Mit einem Wenigfahrerrabatt lassen sich Beitragskosten für die KFZ Versicherung durch verringerte Unfallrisiken senken. Die Kilometerangabe ist ein bedeutender Vertragsgegenstand dieser Rabattvariante und muss realistisch ermittelt werden, um im Schadensfall eine Leistungsminderung auszuschließen.

Das Risiko einer Unfallwahrscheinlichkeit steigt mit der Anzahl der jährlich zurückgelegten Kilometer. Fahrzeughalter, die selten längere Strecken zurücklegen oder ihr Fahrzeug ausschließlich für kurze Distanzen nutzen, werden von den meisten Versicherern mit einem Wenigfahrerrabatt dafür belohnt. Wo die Grenze für die jährliche Kilometerleistung liegt, variiert zwischen den Unternehmen, wobei 9.000 gefahrene Kilometer im Jahr meist nicht überschritten werden dürfen, wenn der Wenigfahrerrabatt greifen soll.

Genutzt wird diese attraktive Möglichkeit meist von Fahrern in Regionen, die über ein dichtes Netz an öffentlichen Verkehrsmitteln verfügen und von Saisonfahrern.
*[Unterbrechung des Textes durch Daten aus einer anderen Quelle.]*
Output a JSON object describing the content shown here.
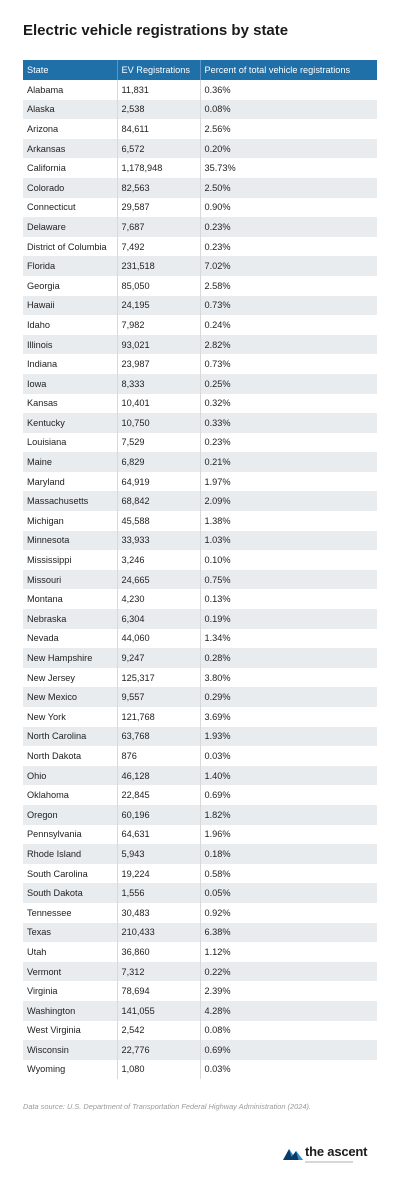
{
  "title": "Electric vehicle registrations by state",
  "table": {
    "headers": [
      "State",
      "EV Registrations",
      "Percent of total vehicle registrations"
    ],
    "rows": [
      [
        "Alabama",
        "11,831",
        "0.36%"
      ],
      [
        "Alaska",
        "2,538",
        "0.08%"
      ],
      [
        "Arizona",
        "84,611",
        "2.56%"
      ],
      [
        "Arkansas",
        "6,572",
        "0.20%"
      ],
      [
        "California",
        "1,178,948",
        "35.73%"
      ],
      [
        "Colorado",
        "82,563",
        "2.50%"
      ],
      [
        "Connecticut",
        "29,587",
        "0.90%"
      ],
      [
        "Delaware",
        "7,687",
        "0.23%"
      ],
      [
        "District of Columbia",
        "7,492",
        "0.23%"
      ],
      [
        "Florida",
        "231,518",
        "7.02%"
      ],
      [
        "Georgia",
        "85,050",
        "2.58%"
      ],
      [
        "Hawaii",
        "24,195",
        "0.73%"
      ],
      [
        "Idaho",
        "7,982",
        "0.24%"
      ],
      [
        "Illinois",
        "93,021",
        "2.82%"
      ],
      [
        "Indiana",
        "23,987",
        "0.73%"
      ],
      [
        "Iowa",
        "8,333",
        "0.25%"
      ],
      [
        "Kansas",
        "10,401",
        "0.32%"
      ],
      [
        "Kentucky",
        "10,750",
        "0.33%"
      ],
      [
        "Louisiana",
        "7,529",
        "0.23%"
      ],
      [
        "Maine",
        "6,829",
        "0.21%"
      ],
      [
        "Maryland",
        "64,919",
        "1.97%"
      ],
      [
        "Massachusetts",
        "68,842",
        "2.09%"
      ],
      [
        "Michigan",
        "45,588",
        "1.38%"
      ],
      [
        "Minnesota",
        "33,933",
        "1.03%"
      ],
      [
        "Mississippi",
        "3,246",
        "0.10%"
      ],
      [
        "Missouri",
        "24,665",
        "0.75%"
      ],
      [
        "Montana",
        "4,230",
        "0.13%"
      ],
      [
        "Nebraska",
        "6,304",
        "0.19%"
      ],
      [
        "Nevada",
        "44,060",
        "1.34%"
      ],
      [
        "New Hampshire",
        "9,247",
        "0.28%"
      ],
      [
        "New Jersey",
        "125,317",
        "3.80%"
      ],
      [
        "New Mexico",
        "9,557",
        "0.29%"
      ],
      [
        "New York",
        "121,768",
        "3.69%"
      ],
      [
        "North Carolina",
        "63,768",
        "1.93%"
      ],
      [
        "North Dakota",
        "876",
        "0.03%"
      ],
      [
        "Ohio",
        "46,128",
        "1.40%"
      ],
      [
        "Oklahoma",
        "22,845",
        "0.69%"
      ],
      [
        "Oregon",
        "60,196",
        "1.82%"
      ],
      [
        "Pennsylvania",
        "64,631",
        "1.96%"
      ],
      [
        "Rhode Island",
        "5,943",
        "0.18%"
      ],
      [
        "South Carolina",
        "19,224",
        "0.58%"
      ],
      [
        "South Dakota",
        "1,556",
        "0.05%"
      ],
      [
        "Tennessee",
        "30,483",
        "0.92%"
      ],
      [
        "Texas",
        "210,433",
        "6.38%"
      ],
      [
        "Utah",
        "36,860",
        "1.12%"
      ],
      [
        "Vermont",
        "7,312",
        "0.22%"
      ],
      [
        "Virginia",
        "78,694",
        "2.39%"
      ],
      [
        "Washington",
        "141,055",
        "4.28%"
      ],
      [
        "West Virginia",
        "2,542",
        "0.08%"
      ],
      [
        "Wisconsin",
        "22,776",
        "0.69%"
      ],
      [
        "Wyoming",
        "1,080",
        "0.03%"
      ]
    ]
  },
  "source": "Data source: U.S. Department of Transportation Federal Highway Administration (2024).",
  "logo": {
    "text": "the ascent",
    "icon": "ascent-mountain-logo-icon"
  },
  "colors": {
    "header_bg": "#1f6fa8",
    "stripe_bg": "#e9ecef",
    "logo_dark": "#0b3a66",
    "logo_light": "#2a8fd6"
  }
}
Versicherungsnehmer, die vom Wenigfahrerrabatt profitieren wollen, müssen ihre jährliche Kilometerleistung realistisch ermitteln. Wer hier nicht bei der Wahrheit bleibt, muss im Schadensfall mit einer empfindlichen Vertragsstrafe und einer rückwirkenden Prämienerhöhung rechnen. Schließlich steht die angegebene Kilometerleistung im Mittelpunkt der Police und muss als Vertragsbedingung beachtet werden.